Commissioners finally must take lead on resolving mariner dispute
The Merchant Marines deserved better treatment on Butler County's World War II Memorial in Diamond Park than they've received. The critical role that they played during the war, along with the wounds and terrible loss of life they incurred while navigating the dangerous, enemy-infested oceans to supply troops with fighting materiel and other supplies, merited better recognition than what the local memorial committee was willing to give.
The mariners are lumped together with a number of other groups on a plaque on the back of the memorial, none of those other groups having experienced the casualty rates and challenges that the Merchant Marines endured. Their recognition here is a pittance to what they have been accorded on the national World War II Memorial in Washington, D.C., which should have a guiding influence regarding the local memorial.
That said, a county-appointed mediator brought on in an attempt to resolve the long-term dispute over the mariners' place on the local memorial made some good points in the decision that he handed down — although the decision itself doesn't urge the granting of a level of recognition that the mariners truly deserve.
The decision is merely a window for the mariner dispute to continue to simmer, although there is a window for a better resolution in Commissioner Dale Pinkerton's suggestion that "we need to digest it (mediator's ruling)" and then discuss the ruling with both sides before opting for any action.
It is to be hoped that the county commissioners become more of a vehicle for finally resolving the dispute than they have been up to now — as well as being more decisive than the previous commissioners board's "hands off" attitude.
Diamond Park is a county facility and, thus, the commissioners should have the final say in the details of that park, regardless of guidelines put in place for the World War II Memorial Committee to do its work.
For years, the dispute has consumed more than its fair share of attention, diverting energy from more pressing issues.
No member of the memorial committee is a county commissioner; therefore, no committee member wields more power on county issues than Pinkerton and Commissioners James Lokhaiser and James Kennedy.
The challenge for the commissioners now is to use that power in a fair, reasonable way, regardless of who doesn't agree. As in contract negotiations, when the best pact is one in which neither side is totally happy, the best solution to the mariner dispute will be one about which neither side is totally victorious.

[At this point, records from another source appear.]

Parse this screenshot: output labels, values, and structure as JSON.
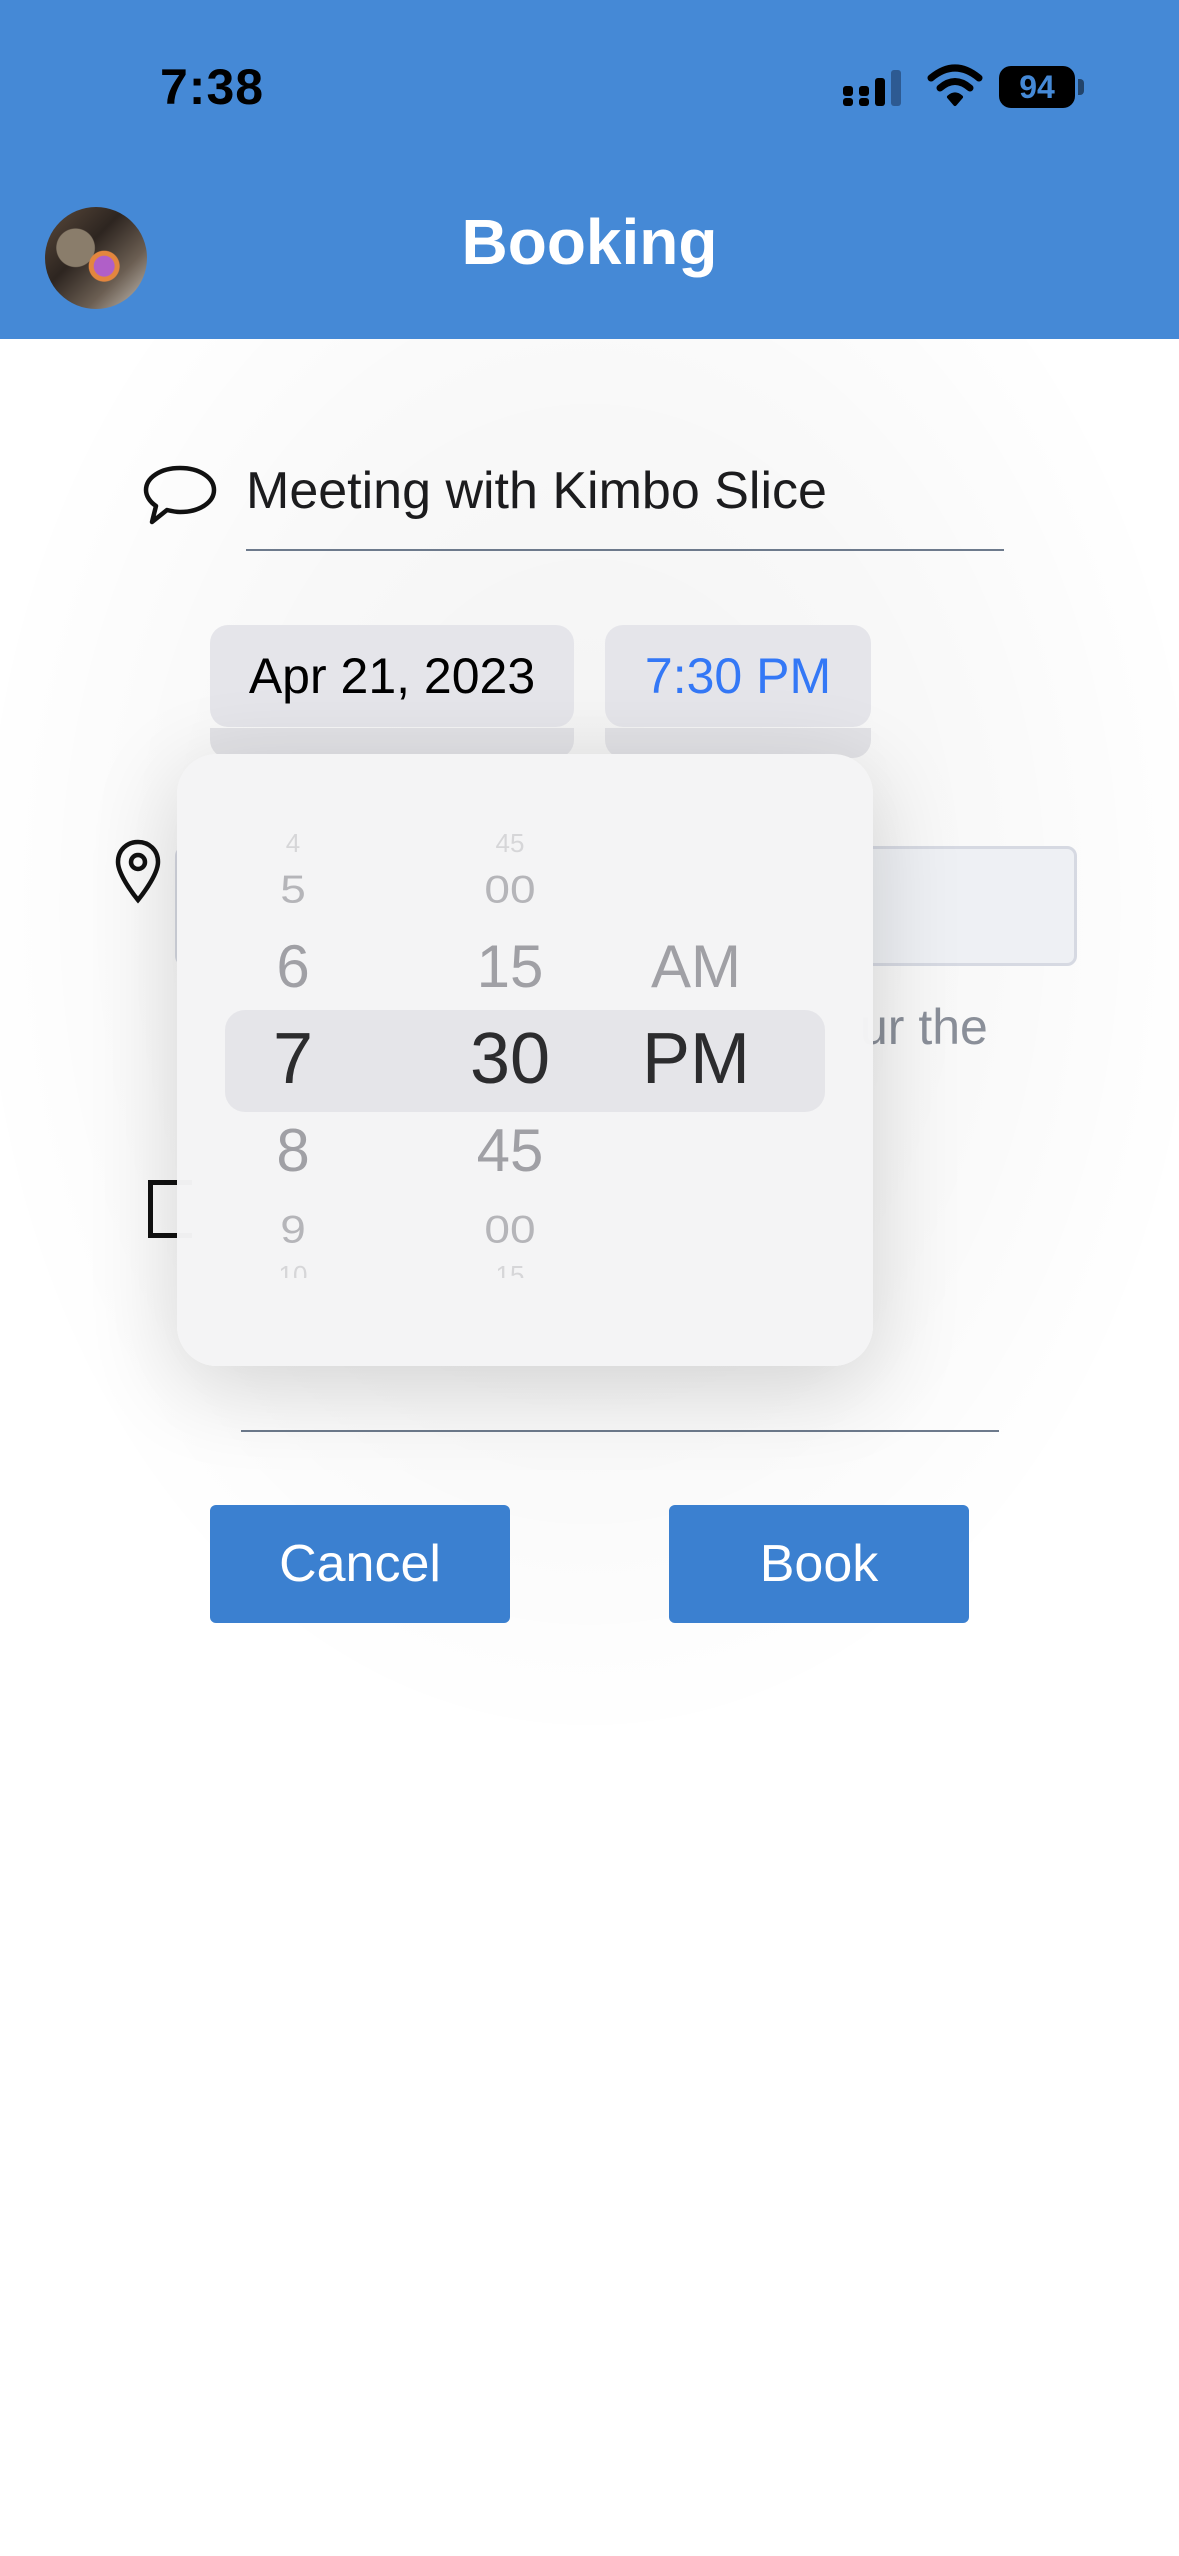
{
  "status_bar": {
    "time": "7:38",
    "battery": "94",
    "icons": [
      "signal-icon",
      "wifi-icon",
      "battery-icon"
    ]
  },
  "header": {
    "title": "Booking",
    "avatar": "user-avatar"
  },
  "form": {
    "title_value": "Meeting with Kimbo Slice",
    "date_value": "Apr 21, 2023",
    "time_value": "7:30 PM",
    "helper_text": "ur the"
  },
  "time_picker": {
    "hours": [
      "4",
      "5",
      "6",
      "7",
      "8",
      "9",
      "10"
    ],
    "minutes": [
      "45",
      "00",
      "15",
      "30",
      "45",
      "00",
      "15"
    ],
    "periods": [
      "AM",
      "PM"
    ],
    "selected": {
      "hour": "7",
      "minute": "30",
      "period": "PM"
    }
  },
  "buttons": {
    "cancel_label": "Cancel",
    "book_label": "Book"
  },
  "colors": {
    "header_bg": "#4589d6",
    "accent": "#3478f6",
    "button_bg": "#3b80d0"
  }
}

But the mediator, George Force, a retired political science professor, can't be faulted for the observations that accompanied his report, particularly the one that "a volume of egregious mistakes by all those involved have tarnished an admirable and honorable project."
He added, "All of the parties involved bear some responsibility for dishonoring, through their words and actions, the concept of the World War II memorial. This is a controversy that did not need to happen."

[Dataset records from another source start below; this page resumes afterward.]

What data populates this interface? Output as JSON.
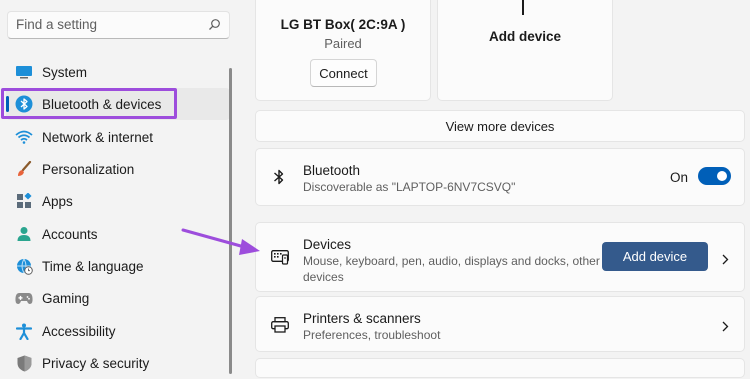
{
  "search": {
    "placeholder": "Find a setting",
    "icon": "search-icon"
  },
  "sidebar": {
    "items": [
      {
        "label": "System",
        "icon": "system-display-icon"
      },
      {
        "label": "Bluetooth & devices",
        "icon": "bluetooth-icon",
        "active": true
      },
      {
        "label": "Network & internet",
        "icon": "wifi-icon"
      },
      {
        "label": "Personalization",
        "icon": "brush-icon"
      },
      {
        "label": "Apps",
        "icon": "apps-icon"
      },
      {
        "label": "Accounts",
        "icon": "person-icon"
      },
      {
        "label": "Time & language",
        "icon": "globe-clock-icon"
      },
      {
        "label": "Gaming",
        "icon": "gamepad-icon"
      },
      {
        "label": "Accessibility",
        "icon": "accessibility-icon"
      },
      {
        "label": "Privacy & security",
        "icon": "shield-icon"
      }
    ]
  },
  "device_card": {
    "name": "LG BT Box( 2C:9A )",
    "status": "Paired",
    "connect_label": "Connect"
  },
  "add_device_card": {
    "label": "Add device"
  },
  "view_more": {
    "label": "View more devices"
  },
  "bluetooth_row": {
    "title": "Bluetooth",
    "subtitle": "Discoverable as \"LAPTOP-6NV7CSVQ\"",
    "toggle_state": "On",
    "toggle_on": true
  },
  "devices_row": {
    "title": "Devices",
    "subtitle_line1": "Mouse, keyboard, pen, audio, displays and docks, other",
    "subtitle_line2": "devices",
    "button_label": "Add device"
  },
  "printers_row": {
    "title": "Printers & scanners",
    "subtitle": "Preferences, troubleshoot"
  },
  "colors": {
    "accent": "#005fb8",
    "highlight": "#9d4ddc",
    "add_button": "#345a8c"
  }
}
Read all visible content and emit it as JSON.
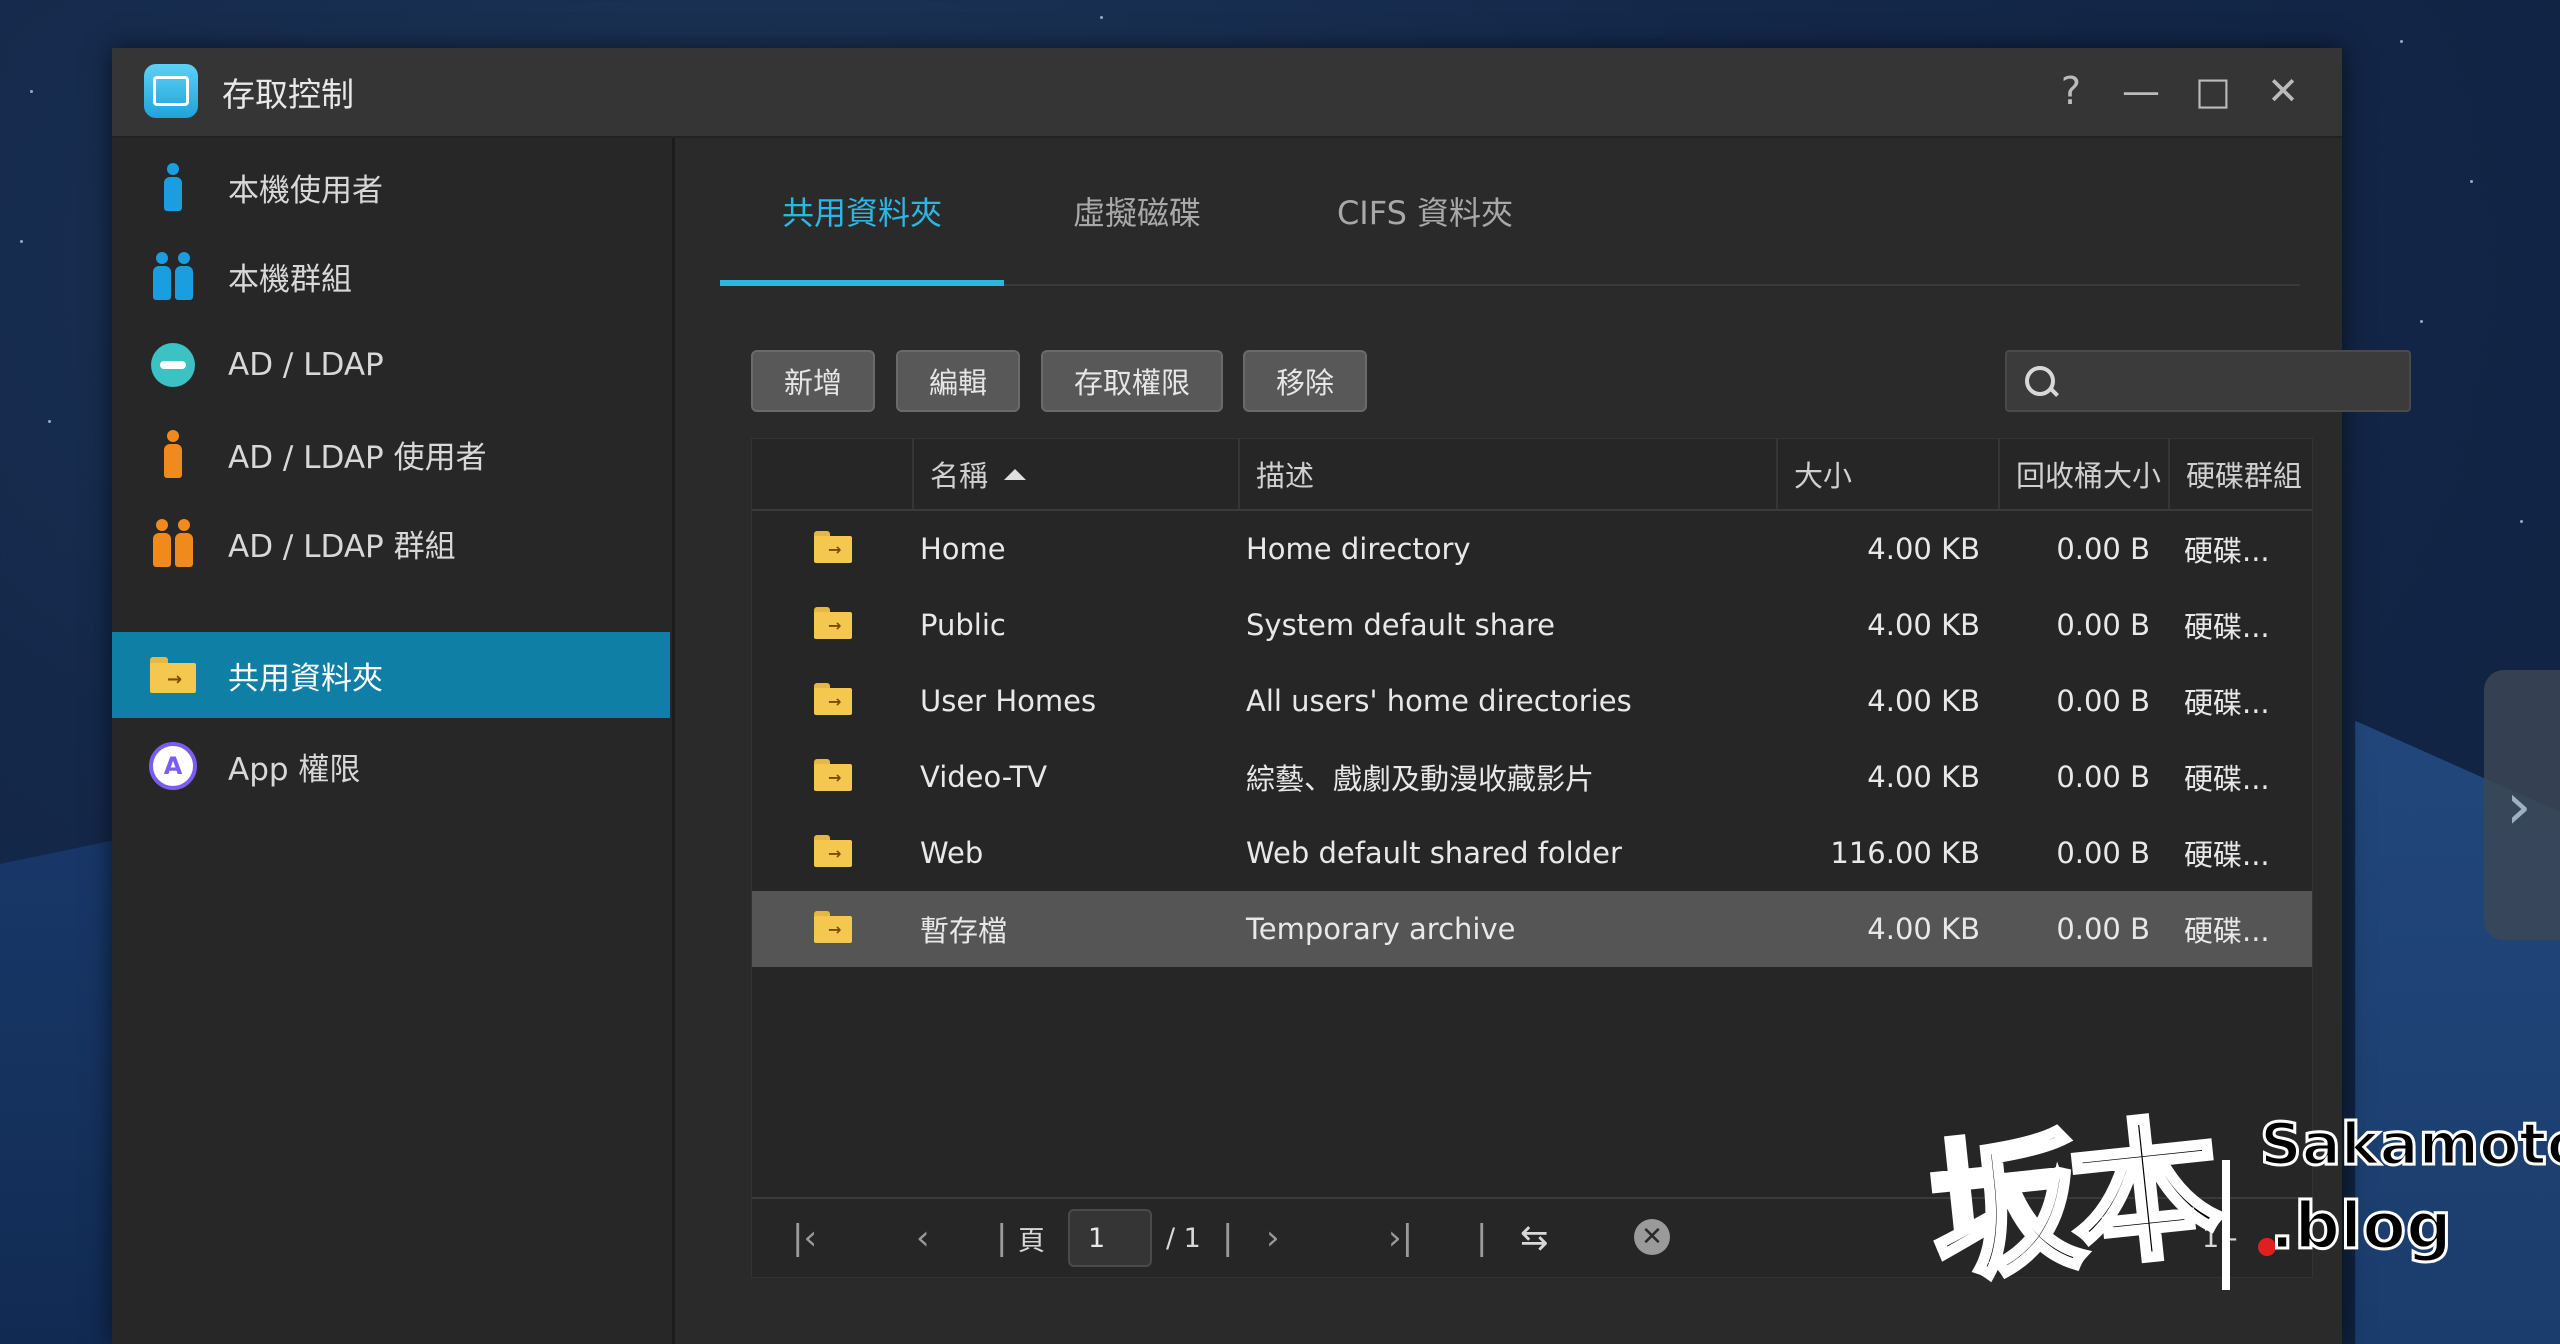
{
  "window": {
    "title": "存取控制"
  },
  "window_controls": {
    "help": "?",
    "minimize": "—",
    "maximize": "□",
    "close": "✕"
  },
  "sidebar": {
    "items": [
      {
        "label": "本機使用者",
        "icon": "user-icon",
        "color": "#1a9ee0"
      },
      {
        "label": "本機群組",
        "icon": "group-icon",
        "color": "#1a9ee0"
      },
      {
        "label": "AD / LDAP",
        "icon": "key-icon",
        "color": "#3cc2c2"
      },
      {
        "label": "AD / LDAP 使用者",
        "icon": "user-icon",
        "color": "#f08a1c"
      },
      {
        "label": "AD / LDAP 群組",
        "icon": "group-icon",
        "color": "#f08a1c"
      },
      {
        "label": "共用資料夾",
        "icon": "shared-folder-icon",
        "color": "#f4c84f",
        "active": true
      },
      {
        "label": "App 權限",
        "icon": "app-icon",
        "color": "#7b5cf0"
      }
    ]
  },
  "tabs": [
    "共用資料夾",
    "虛擬磁碟",
    "CIFS 資料夾"
  ],
  "toolbar": {
    "add": "新增",
    "edit": "編輯",
    "permissions": "存取權限",
    "remove": "移除"
  },
  "search": {
    "placeholder": ""
  },
  "table": {
    "headers": {
      "name": "名稱",
      "description": "描述",
      "size": "大小",
      "recycle": "回收桶大小",
      "volume": "硬碟群組"
    },
    "rows": [
      {
        "name": "Home",
        "description": "Home directory",
        "size": "4.00 KB",
        "recycle": "0.00 B",
        "volume": "硬碟..."
      },
      {
        "name": "Public",
        "description": "System default share",
        "size": "4.00 KB",
        "recycle": "0.00 B",
        "volume": "硬碟..."
      },
      {
        "name": "User Homes",
        "description": "All users' home directories",
        "size": "4.00 KB",
        "recycle": "0.00 B",
        "volume": "硬碟..."
      },
      {
        "name": "Video-TV",
        "description": "綜藝、戲劇及動漫收藏影片",
        "size": "4.00 KB",
        "recycle": "0.00 B",
        "volume": "硬碟..."
      },
      {
        "name": "Web",
        "description": "Web default shared folder",
        "size": "116.00 KB",
        "recycle": "0.00 B",
        "volume": "硬碟..."
      },
      {
        "name": "暫存檔",
        "description": "Temporary archive",
        "size": "4.00 KB",
        "recycle": "0.00 B",
        "volume": "硬碟...",
        "selected": true
      }
    ]
  },
  "pager": {
    "page_label": "頁",
    "current_page": "1",
    "total_pages": "/ 1",
    "range": "1 - "
  },
  "watermark": {
    "main": "坂本",
    "sub1": "Sakamoto",
    "sub2": ".blog"
  },
  "colors": {
    "accent": "#2cb6e3",
    "active_sidebar": "#0f7fa6",
    "selected_row": "#555555"
  }
}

As it currently stands, the memorial does deviate from the principle of fair inclusion, judging from the role that the mariners played during the war. And, whether the commissioners and memorial committee admit it or not, there is a suitable resolution of the issue that can be implemented, if all concerned finally abandon the stubbornness and bullheadedness — and the county government abandons the wimpishness — that they have displayed in the past.

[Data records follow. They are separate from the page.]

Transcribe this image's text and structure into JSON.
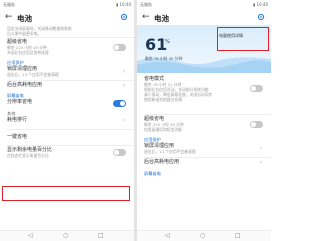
{
  "left": {
    "status": {
      "carrier": "无服务",
      "right": "▮ 10:40"
    },
    "title": "电池",
    "top_note": "设定关闭屏幕时，关闭移动数据和系统",
    "top_note2": "后以便节省更多电。",
    "s1": "超级省电",
    "power_save_sub": "剩余 220 小时 49 分钟",
    "power_save_sub2": "关闭后台应用及各种连接",
    "sec_app": "应用保护",
    "lock_clean": "锁屏清理应用",
    "lock_clean_sub": "退出后，13 个应用不会被清理",
    "bg_app": "后台高耗电应用",
    "sec_screen": "屏幕省电",
    "smart_res": "分辨率省电",
    "sec_other": "其他",
    "rank": "耗电排行",
    "onekey": "一键省电",
    "show_pct": "显示剩余电量百分比",
    "show_pct_sub": "在状态栏显示电量百分比"
  },
  "right": {
    "status": {
      "carrier": "无服务",
      "right": "▮ 10:40"
    },
    "title": "电池",
    "percent": "61",
    "percent_sign": "%",
    "remaining": "剩余 76 小时 35 分钟",
    "detail": "电量使用详情",
    "mode_title": "省电模式",
    "mode_sub": "剩余 76 小时 21 分钟",
    "mode_sub2": "限制后台应用活动，关闭部分系统功能",
    "mode_sub3": "减少振动，降低屏幕亮度，关闭自动同步",
    "mode_sub4": "使用新电池前建议充满",
    "ultra": "超级省电",
    "ultra_sub": "剩余 220 小时 49 分钟",
    "ultra_sub2": "仅保留通话和短信功能",
    "sec_app": "应用保护",
    "lock_clean": "锁屏清理应用",
    "lock_clean_sub": "退出后，13 个应用不会被清理",
    "bg_app": "后台高耗电应用",
    "sec_screen": "屏幕省电"
  },
  "nav": {
    "back": "◁",
    "home": "○",
    "recent": "□"
  },
  "colors": {
    "accent": "#2a7be4",
    "highlight": "#d9222a"
  }
}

Leading up to the meeting with all concerned, the commissioners should seek outside professional guidance on how best to accommodate the Merchant Marines' goal without damaging the intent and structure of the memorial — and without any promise that any recommendation ultimately will be accepted.
Going into the meeting, the recommendation would serve as a reasonable talking point. With the passage of nine years since the project was initiated, it's finally time for the board of commissioners to be a leader on the issue, not the willing acceptor of edicts by others on what will or will not, or what should or should not, be done.
Force was right when he observed that people involved in the dispute displayed an intolerance for differing viewpoints throughout the long debate. And, unfortunately, he was correct that his report likely would not immediately defuse the controversy.
While he said the report could help pave the way for ending the dispute, judging from the first reactions to the report, it appears unlikely that will happen, without the commissioners' more determined involvement to settle the dispute once and for all — and respecting both sides, not one or the other.
The commissioners finally must take a public stand respecting both the committee and the mariners. County residents who were involved in the war effort deserve that a memorial that honors them also is a symbol of unity, not of divisiveness.